OpenAI is launching a majority-owned deployment company with more than $4 billion in committed capital, a direct move to embed its artificial intelligence inside large enterprises and capture a share of the multitrillion-dollar corporate services market.
The new entity, named the OpenAI Deployment Company, launches with a $10 billion valuation and is backed by 19 firms including TPG, Goldman Sachs, SoftBank, and Capgemini. The venture signals a strategic shift from selling AI models via API to providing hands-on implementation, a model pioneered by data analytics firm Palantir.
To staff the unit, OpenAI has agreed to acquire the U.K.-based AI consulting firm Tomoro, which will bring approximately 150 deployment specialists and engineers to the new company from day one. The announcement comes just days after rival AI lab Anthropic unveiled a similar $1.5 billion enterprise services venture with Blackstone and Goldman Sachs.
This pivot to services is a structural response to increasing competition.
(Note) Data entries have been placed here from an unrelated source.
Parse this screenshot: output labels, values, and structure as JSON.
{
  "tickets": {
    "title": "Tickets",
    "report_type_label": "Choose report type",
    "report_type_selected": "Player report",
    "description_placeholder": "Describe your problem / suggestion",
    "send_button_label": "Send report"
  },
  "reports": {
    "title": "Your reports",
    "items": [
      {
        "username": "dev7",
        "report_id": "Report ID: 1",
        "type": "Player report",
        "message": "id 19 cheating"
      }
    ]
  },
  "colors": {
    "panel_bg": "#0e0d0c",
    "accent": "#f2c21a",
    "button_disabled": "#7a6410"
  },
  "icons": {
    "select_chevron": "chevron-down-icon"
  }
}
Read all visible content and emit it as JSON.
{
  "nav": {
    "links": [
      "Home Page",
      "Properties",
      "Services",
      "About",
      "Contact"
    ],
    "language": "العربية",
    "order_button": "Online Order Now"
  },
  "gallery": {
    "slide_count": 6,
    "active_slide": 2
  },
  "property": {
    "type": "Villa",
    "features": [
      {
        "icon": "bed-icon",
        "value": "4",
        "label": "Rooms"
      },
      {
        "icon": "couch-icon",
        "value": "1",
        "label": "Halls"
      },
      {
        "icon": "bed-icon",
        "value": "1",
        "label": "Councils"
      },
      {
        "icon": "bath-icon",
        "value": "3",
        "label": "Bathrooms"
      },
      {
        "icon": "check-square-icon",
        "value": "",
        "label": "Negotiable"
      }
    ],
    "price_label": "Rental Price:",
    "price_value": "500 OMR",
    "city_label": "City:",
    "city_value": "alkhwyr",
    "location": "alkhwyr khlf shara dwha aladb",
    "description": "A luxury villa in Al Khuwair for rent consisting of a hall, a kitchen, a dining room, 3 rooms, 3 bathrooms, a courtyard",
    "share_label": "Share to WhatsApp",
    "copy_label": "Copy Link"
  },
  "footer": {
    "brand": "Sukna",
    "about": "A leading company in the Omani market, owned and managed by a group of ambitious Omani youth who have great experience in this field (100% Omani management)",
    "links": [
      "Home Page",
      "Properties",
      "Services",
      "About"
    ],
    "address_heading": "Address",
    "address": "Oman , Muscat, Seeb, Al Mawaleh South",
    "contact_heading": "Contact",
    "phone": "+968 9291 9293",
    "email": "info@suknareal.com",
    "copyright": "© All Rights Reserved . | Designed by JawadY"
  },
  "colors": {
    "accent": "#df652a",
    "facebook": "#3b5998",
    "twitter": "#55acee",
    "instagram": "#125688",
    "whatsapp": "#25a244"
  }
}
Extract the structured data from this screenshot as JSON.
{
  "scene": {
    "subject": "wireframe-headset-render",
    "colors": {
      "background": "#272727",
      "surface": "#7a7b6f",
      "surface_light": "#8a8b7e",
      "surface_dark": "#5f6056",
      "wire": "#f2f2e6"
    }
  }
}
While OpenAI’s annualized revenue reportedly hit $25 billion in February, its API market share has fallen from roughly 50% in 2023 to a projected 25% by mid-2025 as Anthropic and Google make inroads. The new deployment arm aims to create an implementation moat, making its technology stickier than a simple API call.
The Palantir Playbook
The new company's strategy is centered on "forward deployed engineers" who work directly inside client organizations to tackle complex integration challenges. This model acknowledges a core market reality: for every dollar a company spends on software, it spends roughly six on the consulting and services required to make it work. By building its own version of a consulting firm, OpenAI is positioning itself to capture that larger prize, rather than leaving it to partners like McKinsey and Capgemini, who are also ironically investors in the new venture.
The acquisition of Tomoro provides an immediate, experienced team. The firm has already executed complex AI deployments for clients like Tesco and Virgin Atlantic, including building an in-game support agent for Supercell that served 110 million users within 12 weeks.
A Race for the Enterprise Layer
The enterprise AI race is no longer just about model benchmarks; it's about who owns the implementation layer. Anthropic’s recent $1.5 billion partnership with Blackstone, Hellman & Friedman, and Goldman Sachs follows the same logic: embed engineers to redesign workflows around AI agents. OpenAI's move, overseen by COO Brad Lightcap, is a direct countermeasure.
The venture's 19 investment partners, which collectively sponsor over 2,000 businesses, provide a powerful, built-in distribution channel that can bypass traditional, lengthy CIO sales cycles. This allows OpenAI to embed itself more deeply into the corporate world as it pushes toward a projected $85 billion in revenue by 2030, a target that relies on AI agents becoming the default operating system for enterprise, not just a feature.
This article is for informational purposes only and does not constitute investment advice.